Do not feed APKs produced by Android Studio's Instant Run / Apply Changes — those are incomplete builds. Always use a full Gradle build.
/deploygate:ci-setup
Generate CI/CD workflows for automated upload and per-PR distribution.
The command detects your CI from these files:
| File present | Provider |
|---|---|
.github/workflows/ | GitHub Actions (with bundled templates) |
bitrise.yml | Bitrise (uses the official DeployGate step) |
.circleci/config.yml | CircleCI |
codemagic.yaml | Codemagic |
| none | GitHub Actions is recommended for new setups |
What it produces (GitHub Actions): one or both of the bundled templates installed under .github/workflows/ — see GitHub Actions Templates:
deploygate-upload.yml— upload on push to your main branchdeploygate-pr.yml— per-PR distribution page with QR code, auto-cleaned on close
The command also walks you through configuring the required repository secrets, recommending a project API key rather than a personal one so the workflow doesn't break when teammates change.
For Android projects already using gradle-deploygate-plugin, it can wire up the combined ./gradlew uploadDeployGateDebug task in place of the separate build + upload steps.
/deploygate:sdk-setup
Add the DeployGate SDK to an Android app for crash reporting, remote logging, and screen-capture bug reports.
Use this after you've uploaded your app at least once via /deploygate:setup — SDK features only activate when the app is installed via DeployGate, not when run directly from Android Studio.
What the command sets up:
-
A debug/release split so release builds contain no SDK code:
dependencies {debugImplementation("com.deploygate:sdk:4.9.0")releaseImplementation("com.deploygate:sdk-mock:4.9.0")} -
For most apps, no initialization code is needed. Multi-process apps get a single line added to
Application.onCreate(). -
Optionally,
gradle-deploygate-pluginso you can build and upload with one command:export DEPLOYGATE_API_TOKEN=your-token./gradlew uploadDeployGateDebug
After installation, the command guides you through uploading a new build, installing it via DeployGate, and confirming a launch event in the dashboard.
iOS SDK
The iOS SDK is currently not recommended for new projects.

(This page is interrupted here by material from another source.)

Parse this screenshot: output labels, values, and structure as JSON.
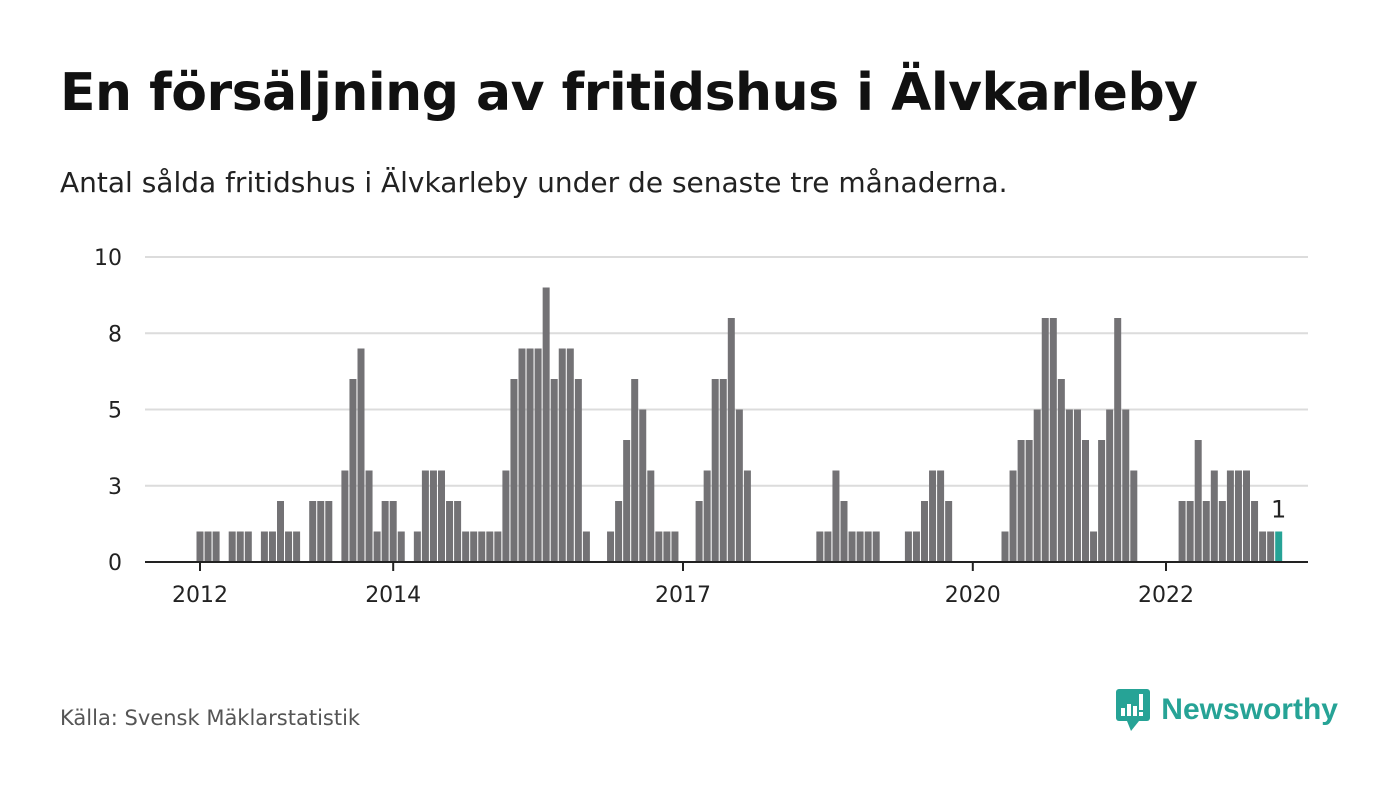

The existing SDK has material limitations (no Swift Package Manager support, no simulator binary, no module map), and a redesign is in progress. App distribution, Instant Device, and notifications all work without it. If you ask /deploygate:sdk-setup about iOS, the command will explain the situation and decline to integrate.
/deploygate:logout
Sign out of DeployGate from this machine. The login is revoked on the server side and the local credential is cleared. Run /deploygate:setup (or any other command) to sign back in when needed.